NO MATCHES FOUND, said the computer.

“That's impossible,” Althea said.

“I'll run it again,” said Domitian.

This time, the response from the computer was almost immediate.

NO MATCHES FOUND, it insisted.

“That's impossible,” Althea said again. “How old is this photograph?” It was just feasible that the photograph was from before the installed surveillance and had been well maintained, and the boy in the photo was not Matthew Gale, and fashions were coincidentally similar enough to be mistaken for a more recent year. That would be hundreds of years ago on the inner planets, but from the look of the sky, Althea thought this picture must have been taken on an outer moon, and if that was the case, it could be a few hundred years sooner than the latest possible date for the inner planets—

“The computer says between twenty and thirty years,” Domitian said. Deeper lines were appearing on his forehead, a sign of his annoyance. “So that is impossible.”

“The
Ananke
must be presenting a false negative somehow,” Althea muttered, moving to take control of the computer back from Domitian, “misinterpreting the results being sent from Earth—I don't know how, but I bet…”

“No, don't.” Domitian dropped his hand on her shoulder. “It's not worth your time.
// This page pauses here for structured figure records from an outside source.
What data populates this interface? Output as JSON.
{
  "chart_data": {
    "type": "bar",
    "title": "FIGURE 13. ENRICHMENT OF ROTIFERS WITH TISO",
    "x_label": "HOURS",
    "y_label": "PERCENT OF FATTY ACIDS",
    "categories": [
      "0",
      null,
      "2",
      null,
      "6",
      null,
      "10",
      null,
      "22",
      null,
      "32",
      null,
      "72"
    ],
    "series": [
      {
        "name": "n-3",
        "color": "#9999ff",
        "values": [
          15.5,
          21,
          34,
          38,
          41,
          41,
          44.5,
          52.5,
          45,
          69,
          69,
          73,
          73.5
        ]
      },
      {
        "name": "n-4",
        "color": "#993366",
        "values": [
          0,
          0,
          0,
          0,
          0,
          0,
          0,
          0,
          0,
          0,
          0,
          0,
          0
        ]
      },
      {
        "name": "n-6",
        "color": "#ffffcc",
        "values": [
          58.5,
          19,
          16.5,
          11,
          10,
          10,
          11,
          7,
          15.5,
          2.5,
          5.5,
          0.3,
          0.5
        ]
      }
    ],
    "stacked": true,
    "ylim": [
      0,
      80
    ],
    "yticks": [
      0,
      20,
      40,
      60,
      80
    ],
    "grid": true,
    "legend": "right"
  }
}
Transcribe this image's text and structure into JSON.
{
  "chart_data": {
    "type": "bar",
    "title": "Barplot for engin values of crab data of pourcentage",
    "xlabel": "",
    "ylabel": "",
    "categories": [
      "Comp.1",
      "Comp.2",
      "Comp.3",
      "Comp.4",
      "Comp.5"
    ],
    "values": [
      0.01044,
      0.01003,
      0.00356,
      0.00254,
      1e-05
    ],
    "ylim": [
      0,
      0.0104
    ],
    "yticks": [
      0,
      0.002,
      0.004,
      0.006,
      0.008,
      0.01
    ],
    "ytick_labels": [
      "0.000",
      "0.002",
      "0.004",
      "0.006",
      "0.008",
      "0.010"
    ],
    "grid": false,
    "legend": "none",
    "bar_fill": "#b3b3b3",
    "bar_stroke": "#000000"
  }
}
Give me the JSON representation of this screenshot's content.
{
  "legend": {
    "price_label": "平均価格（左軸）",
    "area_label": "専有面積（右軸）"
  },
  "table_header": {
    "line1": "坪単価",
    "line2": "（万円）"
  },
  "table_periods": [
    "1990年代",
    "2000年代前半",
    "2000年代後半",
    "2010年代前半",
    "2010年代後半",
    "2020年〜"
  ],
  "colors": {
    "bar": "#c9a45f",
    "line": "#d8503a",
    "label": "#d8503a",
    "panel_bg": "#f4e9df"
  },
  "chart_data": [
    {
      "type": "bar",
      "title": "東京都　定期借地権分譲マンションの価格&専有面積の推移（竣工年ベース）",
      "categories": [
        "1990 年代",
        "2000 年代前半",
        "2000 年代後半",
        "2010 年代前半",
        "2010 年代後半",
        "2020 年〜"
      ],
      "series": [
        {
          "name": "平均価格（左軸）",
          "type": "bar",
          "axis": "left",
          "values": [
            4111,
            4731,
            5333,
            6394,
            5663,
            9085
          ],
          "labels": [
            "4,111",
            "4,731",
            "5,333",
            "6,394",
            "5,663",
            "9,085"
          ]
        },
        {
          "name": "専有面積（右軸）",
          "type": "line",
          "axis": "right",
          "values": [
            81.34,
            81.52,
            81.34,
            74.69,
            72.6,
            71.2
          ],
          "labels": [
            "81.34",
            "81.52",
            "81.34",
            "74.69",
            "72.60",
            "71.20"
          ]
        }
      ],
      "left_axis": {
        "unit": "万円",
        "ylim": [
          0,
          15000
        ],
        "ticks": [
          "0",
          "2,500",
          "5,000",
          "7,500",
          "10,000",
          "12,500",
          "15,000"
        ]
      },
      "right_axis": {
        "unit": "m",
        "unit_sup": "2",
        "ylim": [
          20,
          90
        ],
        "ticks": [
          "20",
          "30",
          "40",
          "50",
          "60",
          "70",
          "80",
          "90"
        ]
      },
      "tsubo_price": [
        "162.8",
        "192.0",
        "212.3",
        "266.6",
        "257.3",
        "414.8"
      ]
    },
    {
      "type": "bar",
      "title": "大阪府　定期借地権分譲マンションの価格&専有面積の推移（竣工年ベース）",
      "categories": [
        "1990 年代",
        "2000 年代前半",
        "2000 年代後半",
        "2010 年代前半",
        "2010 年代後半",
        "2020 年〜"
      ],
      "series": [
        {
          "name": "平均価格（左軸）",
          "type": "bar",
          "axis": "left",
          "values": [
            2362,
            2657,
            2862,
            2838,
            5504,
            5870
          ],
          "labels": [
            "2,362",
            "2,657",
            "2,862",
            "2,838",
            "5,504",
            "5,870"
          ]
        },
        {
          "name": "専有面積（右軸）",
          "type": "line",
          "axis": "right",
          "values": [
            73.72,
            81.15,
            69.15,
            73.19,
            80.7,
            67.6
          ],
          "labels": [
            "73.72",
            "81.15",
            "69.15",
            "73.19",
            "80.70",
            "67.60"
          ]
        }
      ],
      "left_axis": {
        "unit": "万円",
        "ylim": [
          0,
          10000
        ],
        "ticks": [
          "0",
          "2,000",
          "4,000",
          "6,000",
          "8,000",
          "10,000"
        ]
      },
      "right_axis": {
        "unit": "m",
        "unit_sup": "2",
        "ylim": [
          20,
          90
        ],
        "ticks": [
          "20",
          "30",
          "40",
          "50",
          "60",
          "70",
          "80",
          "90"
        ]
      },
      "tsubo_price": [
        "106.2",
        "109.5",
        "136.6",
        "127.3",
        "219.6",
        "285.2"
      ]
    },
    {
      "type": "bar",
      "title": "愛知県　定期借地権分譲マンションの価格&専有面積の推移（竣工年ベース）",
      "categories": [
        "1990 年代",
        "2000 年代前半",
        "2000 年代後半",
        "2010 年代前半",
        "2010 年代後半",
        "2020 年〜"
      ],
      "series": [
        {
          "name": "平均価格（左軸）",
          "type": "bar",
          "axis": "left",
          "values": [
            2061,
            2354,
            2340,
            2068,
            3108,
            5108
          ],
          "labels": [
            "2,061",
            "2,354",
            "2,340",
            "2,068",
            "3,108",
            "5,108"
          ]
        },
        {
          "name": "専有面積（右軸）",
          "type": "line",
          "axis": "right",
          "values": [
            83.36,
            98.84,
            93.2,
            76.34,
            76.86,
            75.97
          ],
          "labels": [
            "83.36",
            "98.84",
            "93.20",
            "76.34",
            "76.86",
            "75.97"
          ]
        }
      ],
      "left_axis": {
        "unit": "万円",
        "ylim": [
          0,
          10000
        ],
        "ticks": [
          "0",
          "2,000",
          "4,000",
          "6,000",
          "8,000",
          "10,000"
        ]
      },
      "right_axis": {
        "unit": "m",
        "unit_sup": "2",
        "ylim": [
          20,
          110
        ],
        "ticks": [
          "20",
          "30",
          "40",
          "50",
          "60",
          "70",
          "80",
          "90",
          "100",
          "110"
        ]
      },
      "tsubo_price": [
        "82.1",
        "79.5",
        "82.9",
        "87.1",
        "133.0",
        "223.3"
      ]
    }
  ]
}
I'll communicate with Earth directly and have them run the photograph themselves instead of doing it through the computer.”

“Are you sure?”

“I'm sure,” said Domitian. “You focusing on this symptom won't fix the problem. Go work on the computer.”

Althea lingered a moment longer, always unwilling to leave a problem unsolved.

“Go,” Domitian said. “I need to watch these recordings.” He smiled faintly at her as if he knew why she was hesitant, and Althea finally left.

Just as she opened the doors to the
Ananke
's long spiraling hallway, the holographic terminal in the hallway nearest to the docking bay, without being touched, switched on and started to glow.

Althea let the doors close behind her and went to it to see what was wrong, but by the time she reached it, it had gone dark and quiet.